Kernels & Hardware
When the compiler isn’t enough, you write the kernel. This module covers the kernel DSLs that win in practice — Triton (the daily driver), CUTLASS / CuTe (the NVIDIA reference), ThunderKittens / TileLang (the post-Triton frontier) — and a coming lesson on the 2026 hardware landscape that frames which DSL fits which chip.
0 / 4 lessons ~60 min total
Module capstone — build it
Three matmuls, three DSLs — same kernel, three implementations The fastest way to feel each DSL's voice is to write the same kernel in all three. Triton, CUTLASS, ThunderKittens (or TileLang).
Frontier · Two focused weekends (~30 h) · Free Colab T4
One repo with three implementations of a 16-bit GEMM (M=N=2048, K=4096): a Triton autotune kernel, a CUTLASS-builder GEMM, and a ThunderKittens or TileLang kernel. The artifact is the three sources side by side, a benchmark plot showing all three vs cuBLAS, and a one-page README discussing the lines-of-code-vs-perf tradeoff each picked.
Build it — step by step
01 Set up a benchmarking harness 45 min
A `bench.py` that takes a kernel function and runs it on M=N=2048, K=4096 FP16 inputs 50 times after a warmup. Reports TFLOPs/s. Compares against `torch.matmul` (cuBLAS).
checkpoint You can plug in any kernel function and get a TFLOPs/s number.
watch out Forgetting `torch.cuda.synchronize()` before stopping the timer measures launch latency, not kernel time.
02 Implementation 1 — Triton with autotune 90 min
Write the matmul kernel from this lesson, with 6–8 autotune configs spanning (BLOCK_M, BLOCK_N, BLOCK_K, num_warps, num_stages). Verify correctness vs torch.matmul, run bench.
checkpoint Triton kernel hits 75–90% of cuBLAS at M=N=2048. Lines of code: ~50.
watch out Forgetting to mask the load when M, N, or K aren't multiples of the block size. Random nonsense values poison your accumulator silently.
03 Implementation 2 — CUTLASS using CollectiveBuilder 180 min
Use the Hopper CollectiveBuilder pattern from the CuTe lesson. Pick `KernelTmaWarpSpecializedPingpong` schedule, a 128×128×64 tile, 2-CTA cluster. Compile (slow). Bench.
checkpoint CUTLASS kernel hits 85–95% of cuBLAS. Lines of code: ~150 (most of which is template parameters).
watch out Wrong precision combination → opaque template-instantiation error. Pin the exact (ElementA, LayoutA, ElementB, LayoutB, ElementAcc, ElementOutput) tuple from a known-working CUTLASS example.
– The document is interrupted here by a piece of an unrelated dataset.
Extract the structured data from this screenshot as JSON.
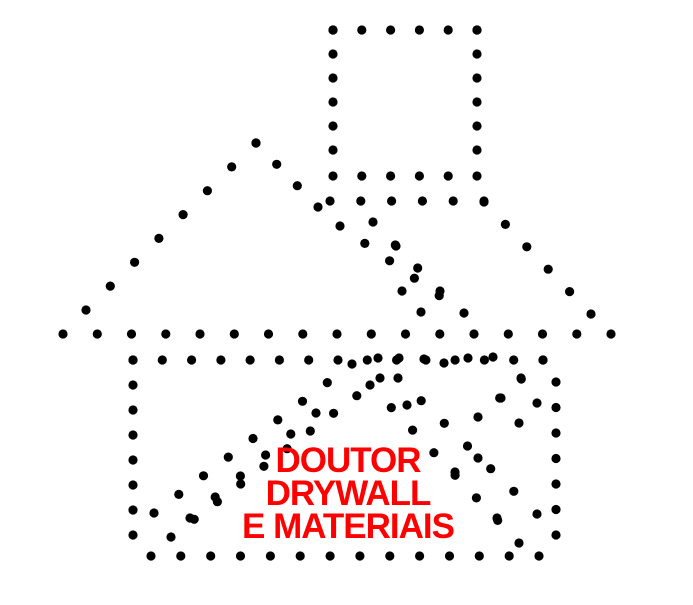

04 Implementation 3 — ThunderKittens (or TileLang) 120 min
Pick whichever DSL's build environment you can stand up faster. Implement the same 64×64 register-tile GEMM with TMA loads and a two-stage pipeline. Bench.
checkpoint TK/TileLang kernel within 5% of CUTLASS, in ~30–60 lines of source.
watch out TK template errors are walls. When stuck, copy from one of the `kernels/matmul/` examples in the TK repo verbatim, then modify.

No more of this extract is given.